Three-story medical office building approved in Arroyo Grande
A three-story medical office building will soon be built near Arroyo Grande Community Hospital.
The Arroyo Grande City Council unanimously approved plans for a 45,517-square-foot, three-story medical office building at Fair Oaks Avenue and Woodland Drive, after the same council asked for numerous revisions to the project last year.
The building is phase two of a mixed-use project approved by the city in 2008. The first phase consisted of the 30-home Walnut Grove neighborhood off Fair Oaks Avenue.
Approximately half of the medical building is expected to be leased by the neighboring hospital.
The Planning Commission recommended approval of the medical building last year, but the City Council decided in November not to approve the project as proposed and asked developer Triple P LLC to return this month with changes that would address the council’s concerns about traffic, parking and the building’s height.
On Tuesday night, most of those concerns were addressed — the new proposal called for a different driveway configuration to feed into the building’s front entrance and striping along Fair Oaks Avenue to allow for a dedicated right-hand turn way onto Halcyon Road. Parking was increased to 190 spaces. The council also reaffirmed its position that the building’s height is allowed under city code.
“I appreciate that the applicant was so willing to accommodate the requests not only of the homeowners, and also to really narrow in the scope related to the specific concerns we had,” Councilwoman Barbara Harmon said. “I commend the stick-to-it-iveness of the applicant, the staff and also my fellow colleagues on the council for really continuing to make this the best project that it can be.”
Much of Tuesday’s discussion, however, focused on an unlikely sticking point: Whether using more short light poles was better than using fewer tall light poles.
Representatives of Triple P LLC said at the meeting they would prefer to use 20-foot light poles throughout the property. Councilman Tim Brown asked to replace those with 12-foot light poles, to lessen visual impact on the nearby neighborhoods.
“I can tell you now I will not vote for anything taller than 12 feet,” Brown said. “I cannot support light standards of 20 feet because it flies in the face of everything people have been trying to do, including the applicant.”

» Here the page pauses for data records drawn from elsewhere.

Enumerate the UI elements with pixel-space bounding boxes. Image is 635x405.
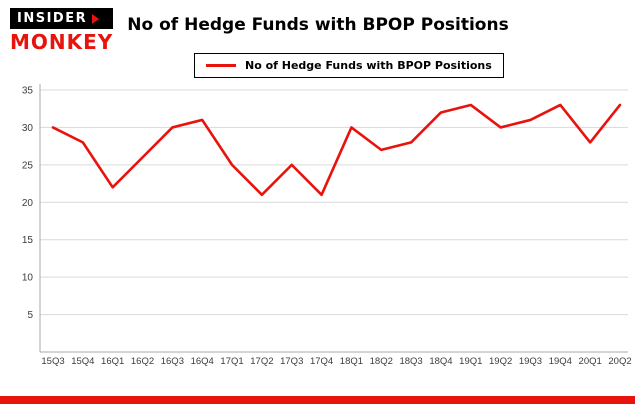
- x-tick-label: 16Q3: [161, 356, 184, 367]
- x-tick-label: 20Q1: [579, 356, 602, 367]
- x-tick-label: 16Q4: [191, 356, 214, 367]
- logo-insider-banner: INSIDER: [10, 8, 114, 29]
- logo-monkey-text: MONKEY: [10, 30, 114, 54]
- logo-insider-text: INSIDER: [17, 11, 88, 26]
- y-tick-label: 20: [22, 198, 34, 209]
- legend-line-swatch: [206, 64, 236, 67]
- x-tick-label: 16Q1: [101, 356, 124, 367]
- logo-triangle-icon: [92, 13, 100, 24]
- x-tick-label: 17Q4: [310, 356, 333, 367]
- x-tick-label: 18Q2: [370, 356, 393, 367]
- x-tick-label: 17Q2: [250, 356, 273, 367]
- x-tick-label: 15Q3: [41, 356, 64, 367]
- footer-red-bar: [0, 396, 635, 404]
- page-title: No of Hedge Funds with BPOP Positions: [127, 15, 509, 35]
- header: INSIDER MONKEY No of Hedge Funds with BP…: [10, 8, 509, 54]
- x-tick-label: 16Q2: [131, 356, 154, 367]
- y-tick-label: 35: [22, 86, 34, 97]
- y-tick-label: 30: [22, 123, 34, 134]
- x-tick-label: 19Q3: [519, 356, 542, 367]
- x-tick-label: 19Q2: [489, 356, 512, 367]
- insider-monkey-logo: INSIDER MONKEY: [10, 8, 114, 54]
- legend-label: No of Hedge Funds with BPOP Positions: [245, 59, 492, 72]
- x-tick-label: 19Q4: [549, 356, 572, 367]
- y-tick-label: 25: [22, 160, 34, 171]
- y-tick-label: 15: [22, 235, 34, 246]
- x-tick-label: 20Q2: [608, 356, 631, 367]
- x-tick-label: 17Q3: [280, 356, 303, 367]
- x-tick-label: 15Q4: [71, 356, 94, 367]
- x-tick-label: 17Q1: [220, 356, 243, 367]
- x-tick-label: 18Q1: [340, 356, 363, 367]
- y-tick-label: 10: [22, 273, 34, 284]
- x-tick-label: 18Q4: [429, 356, 452, 367]
- x-tick-label: 19Q1: [459, 356, 482, 367]
- legend: No of Hedge Funds with BPOP Positions: [194, 53, 504, 78]
- x-tick-label: 18Q3: [399, 356, 422, 367]
- series-line: [51, 103, 622, 197]
- y-tick-label: 5: [27, 310, 33, 321]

Councilwoman Kristen Barneich originally supported keeping the 20-foot light poles, also saying it would lessen the light impact on nearby neighborhoods.
Eventually, she and her fellow council members voted in favor of requiring the 12-foot light poles.
“My goal is to have less light on the adjacent residential properties, so whether it is tall or we have more lights lower — I just don’t want the lights spilling out,” she said. “So however we do that.”